There’s no doubt creative geniuses are behind our favorite TV shows, but can we attribute some of their popularity to data analysis as well? More specifically, can we use big data to produce a show sure to be a hit?
A Munich-based data scientist named Sebastian Wernicke dove into this question. In a TED Talk filmed at TEDxCambridge this past summer and just released on Ted.com, he explains the intricacies of this concept, which is becoming of greater interest as technology-driven, tech-savvy companies begin turning to data as a part of their attempts to dominate television. Netflix and Amazon serve as examples here: while the former took data apart to come up with a show concept, the latter used data to put an entire show together.
To begin, Mr. Wernicke explains a chart picturing a ratings curve of 2,500 shows, which features Breaking Bad at the high end (the right) and Toddler and Tiaras at the other.
Diving in, he explained how two shows, which were strategically made with data analysis methods creators thought would ensure Breaking Bad caliber success, were created, and how they faired in the ratings. One, Netflix’s House of Cards, worked—the show went on to score a 9.1 on the rating curve. The other, Amazon’s Alpha House, however, fell short and landed at 7.5 on the curving, marking it as a completely average show.

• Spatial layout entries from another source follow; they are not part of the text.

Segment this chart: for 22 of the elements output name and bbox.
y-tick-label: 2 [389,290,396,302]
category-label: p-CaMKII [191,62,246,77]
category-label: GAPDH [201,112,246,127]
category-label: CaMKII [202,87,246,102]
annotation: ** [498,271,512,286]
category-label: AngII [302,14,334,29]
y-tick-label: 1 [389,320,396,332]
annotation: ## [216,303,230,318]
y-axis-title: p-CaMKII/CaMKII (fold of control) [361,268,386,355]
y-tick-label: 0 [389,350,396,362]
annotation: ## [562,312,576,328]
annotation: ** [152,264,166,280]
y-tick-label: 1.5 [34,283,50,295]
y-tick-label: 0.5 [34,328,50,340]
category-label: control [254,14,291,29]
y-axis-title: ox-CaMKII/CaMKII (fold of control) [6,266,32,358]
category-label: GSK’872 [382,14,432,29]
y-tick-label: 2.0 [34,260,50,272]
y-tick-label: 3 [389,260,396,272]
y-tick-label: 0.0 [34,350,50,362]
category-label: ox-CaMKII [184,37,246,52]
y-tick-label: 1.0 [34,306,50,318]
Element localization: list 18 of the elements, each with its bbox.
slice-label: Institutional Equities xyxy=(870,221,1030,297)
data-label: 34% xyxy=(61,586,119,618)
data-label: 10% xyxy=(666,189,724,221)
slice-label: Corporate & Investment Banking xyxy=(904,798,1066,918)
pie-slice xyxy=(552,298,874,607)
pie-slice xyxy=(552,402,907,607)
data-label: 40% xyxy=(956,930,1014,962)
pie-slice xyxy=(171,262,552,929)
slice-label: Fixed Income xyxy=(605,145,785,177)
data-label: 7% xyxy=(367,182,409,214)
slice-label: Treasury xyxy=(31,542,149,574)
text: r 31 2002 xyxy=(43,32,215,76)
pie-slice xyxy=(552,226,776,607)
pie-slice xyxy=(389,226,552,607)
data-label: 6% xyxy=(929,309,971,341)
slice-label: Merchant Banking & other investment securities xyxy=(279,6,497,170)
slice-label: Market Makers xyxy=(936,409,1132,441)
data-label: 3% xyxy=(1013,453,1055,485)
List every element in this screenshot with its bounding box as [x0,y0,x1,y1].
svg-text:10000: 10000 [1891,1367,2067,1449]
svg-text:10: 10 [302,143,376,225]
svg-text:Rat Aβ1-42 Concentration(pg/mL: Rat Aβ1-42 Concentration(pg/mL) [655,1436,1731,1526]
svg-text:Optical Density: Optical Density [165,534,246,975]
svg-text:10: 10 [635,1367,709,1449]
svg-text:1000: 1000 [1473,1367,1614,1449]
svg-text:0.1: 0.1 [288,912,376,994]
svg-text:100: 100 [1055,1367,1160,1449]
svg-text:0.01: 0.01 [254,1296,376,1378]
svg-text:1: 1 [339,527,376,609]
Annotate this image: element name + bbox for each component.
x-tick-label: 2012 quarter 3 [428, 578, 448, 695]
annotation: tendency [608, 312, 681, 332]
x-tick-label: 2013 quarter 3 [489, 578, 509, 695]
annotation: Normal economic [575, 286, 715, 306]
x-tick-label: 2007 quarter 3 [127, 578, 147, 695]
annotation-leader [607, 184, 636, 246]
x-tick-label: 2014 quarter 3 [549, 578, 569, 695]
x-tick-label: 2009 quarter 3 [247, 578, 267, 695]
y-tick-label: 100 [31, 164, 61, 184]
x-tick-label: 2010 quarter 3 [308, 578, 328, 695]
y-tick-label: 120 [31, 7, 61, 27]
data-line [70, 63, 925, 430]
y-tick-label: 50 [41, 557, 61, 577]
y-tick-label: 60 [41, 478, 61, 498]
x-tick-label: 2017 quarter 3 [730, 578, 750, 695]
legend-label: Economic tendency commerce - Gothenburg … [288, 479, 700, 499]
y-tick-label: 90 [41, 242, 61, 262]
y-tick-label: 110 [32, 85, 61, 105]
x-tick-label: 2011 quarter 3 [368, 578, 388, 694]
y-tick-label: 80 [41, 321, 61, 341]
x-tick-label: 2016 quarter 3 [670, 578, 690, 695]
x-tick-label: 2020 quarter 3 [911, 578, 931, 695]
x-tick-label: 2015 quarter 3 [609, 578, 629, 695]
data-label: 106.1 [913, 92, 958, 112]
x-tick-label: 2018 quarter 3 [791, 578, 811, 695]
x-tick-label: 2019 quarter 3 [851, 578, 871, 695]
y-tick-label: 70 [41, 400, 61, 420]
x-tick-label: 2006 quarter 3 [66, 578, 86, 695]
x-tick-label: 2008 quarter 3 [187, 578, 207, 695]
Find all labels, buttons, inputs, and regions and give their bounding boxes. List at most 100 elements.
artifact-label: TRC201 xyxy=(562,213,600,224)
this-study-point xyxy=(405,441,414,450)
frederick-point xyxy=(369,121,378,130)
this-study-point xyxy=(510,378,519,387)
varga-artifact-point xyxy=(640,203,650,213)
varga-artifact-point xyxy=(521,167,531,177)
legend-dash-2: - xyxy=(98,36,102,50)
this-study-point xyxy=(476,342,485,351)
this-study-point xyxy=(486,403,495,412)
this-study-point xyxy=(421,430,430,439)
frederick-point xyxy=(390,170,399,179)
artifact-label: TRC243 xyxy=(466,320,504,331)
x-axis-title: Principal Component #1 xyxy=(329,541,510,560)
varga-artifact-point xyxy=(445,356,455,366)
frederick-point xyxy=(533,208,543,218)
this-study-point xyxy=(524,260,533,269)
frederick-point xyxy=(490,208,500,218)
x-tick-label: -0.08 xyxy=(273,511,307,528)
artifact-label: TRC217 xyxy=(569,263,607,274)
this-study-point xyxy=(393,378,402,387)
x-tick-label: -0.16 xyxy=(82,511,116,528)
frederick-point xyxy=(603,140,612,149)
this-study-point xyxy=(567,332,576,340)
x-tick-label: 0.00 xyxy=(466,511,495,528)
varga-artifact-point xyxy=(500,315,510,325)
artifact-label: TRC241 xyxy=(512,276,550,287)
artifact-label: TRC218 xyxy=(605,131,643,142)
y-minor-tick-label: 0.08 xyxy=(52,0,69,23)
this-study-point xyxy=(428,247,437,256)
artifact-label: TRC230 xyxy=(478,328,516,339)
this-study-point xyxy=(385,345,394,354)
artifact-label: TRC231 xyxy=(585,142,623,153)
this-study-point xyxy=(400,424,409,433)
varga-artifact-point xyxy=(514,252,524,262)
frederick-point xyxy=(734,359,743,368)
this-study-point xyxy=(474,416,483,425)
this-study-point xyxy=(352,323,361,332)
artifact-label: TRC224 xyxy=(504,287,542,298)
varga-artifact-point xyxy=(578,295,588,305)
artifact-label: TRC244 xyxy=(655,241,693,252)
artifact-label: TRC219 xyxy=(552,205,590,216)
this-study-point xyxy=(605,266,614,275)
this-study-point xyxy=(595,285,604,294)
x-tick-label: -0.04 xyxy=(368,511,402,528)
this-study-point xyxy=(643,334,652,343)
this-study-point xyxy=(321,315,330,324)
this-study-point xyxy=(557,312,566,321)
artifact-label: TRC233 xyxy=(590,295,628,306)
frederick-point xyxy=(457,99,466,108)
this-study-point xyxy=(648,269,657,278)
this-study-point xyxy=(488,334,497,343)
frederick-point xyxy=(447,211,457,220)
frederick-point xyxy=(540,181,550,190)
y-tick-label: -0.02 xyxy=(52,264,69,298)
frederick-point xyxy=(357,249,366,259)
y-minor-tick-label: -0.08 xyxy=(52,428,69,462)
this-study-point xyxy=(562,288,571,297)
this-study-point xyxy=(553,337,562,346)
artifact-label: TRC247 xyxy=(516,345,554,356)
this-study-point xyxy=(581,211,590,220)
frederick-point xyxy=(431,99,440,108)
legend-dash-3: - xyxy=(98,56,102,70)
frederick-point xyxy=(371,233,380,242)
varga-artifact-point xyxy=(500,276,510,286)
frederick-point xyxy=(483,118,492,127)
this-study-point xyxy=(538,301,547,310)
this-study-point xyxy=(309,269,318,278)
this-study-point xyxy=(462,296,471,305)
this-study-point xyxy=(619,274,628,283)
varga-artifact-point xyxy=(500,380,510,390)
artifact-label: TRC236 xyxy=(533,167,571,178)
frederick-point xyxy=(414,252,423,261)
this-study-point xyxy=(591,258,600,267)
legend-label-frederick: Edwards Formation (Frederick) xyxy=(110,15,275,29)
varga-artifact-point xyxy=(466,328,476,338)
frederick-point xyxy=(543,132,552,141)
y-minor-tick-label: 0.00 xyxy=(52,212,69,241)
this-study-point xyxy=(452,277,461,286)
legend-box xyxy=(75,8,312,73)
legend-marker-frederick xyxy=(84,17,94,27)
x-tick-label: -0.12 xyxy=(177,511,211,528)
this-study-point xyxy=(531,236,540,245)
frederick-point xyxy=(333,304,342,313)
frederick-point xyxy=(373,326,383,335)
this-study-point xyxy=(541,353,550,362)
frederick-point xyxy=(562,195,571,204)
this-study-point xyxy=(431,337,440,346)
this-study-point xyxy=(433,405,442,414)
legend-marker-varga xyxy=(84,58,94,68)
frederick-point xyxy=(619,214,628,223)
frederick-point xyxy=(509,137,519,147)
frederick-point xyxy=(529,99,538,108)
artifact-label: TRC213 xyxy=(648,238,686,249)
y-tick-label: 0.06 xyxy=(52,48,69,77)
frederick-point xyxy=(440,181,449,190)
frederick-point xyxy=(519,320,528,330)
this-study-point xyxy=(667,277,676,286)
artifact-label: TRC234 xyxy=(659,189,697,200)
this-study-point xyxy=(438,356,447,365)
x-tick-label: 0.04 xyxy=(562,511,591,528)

“You have two very competitive data-savvy companies,” he says. “They’re connecting millions of data points. It works beautifully for one of them and doesn’t work for the other one. So why?”
A look at exactly how the two companies used the data provides good insight. When Amazon set out to make a data-driven show, the company held a competition. They evaluated a bunch of show ideas, selected eight of them and then created a pilot episode for each and made them available online for free. Millions watched the free episodes, and the company used data (such as how many people watched each show, how long they watched and what parts they skipped) to create a show they hoped would be destined for greatness. After crunching millions of data points, the results said they should create a sitcom about four Republican U.S. senators. Alpha House was born.
Around the same time, Netflix was brewing up something similar. But instead of using a competition, the company looked at the data they already had about viewing on their platform (ratings, viewing history, etc). They used that data to discover small bits and pieces about what viewers like and took a leap of faith to create a drama about a single U.S. senator.
Mr. Wernicke has an explanation for why data analysis created two shows that were similar in theme but very different in how they were received. He works in computational genetics, where data analysis is used to make important decisions regarding things like cancer therapy and drug development. From his experience, he’s noticed a pattern he believes separates successful and unsuccessful data-based decision making—the fact that this process involves two main steps: 1) taking data apart to analyze it and 2) putting it back together to make use of it.
“The crucial thing is that data and data analysis is only good for the first part…It’s not suited to put those pieces back together again, and then to come to a conclusion,” he says.
Amazon’s show wasn’t a booming success because they used data all the way. Netflix, however, looked at what users like and used that insight to think up a concept for what they believed would be a hit show, and it clearly worked.
“There’s another tool that can do that, and we all have it. It’s the brain,” he said. “If there’s one thing the brain is good at, it’s taking bits and pieces back together again, even when you have to complete information and come to a conclusion. Especially if it’s the brain of an expert, and that’s why I think Netflix was so successful. They used data and brains where they belong in the process.”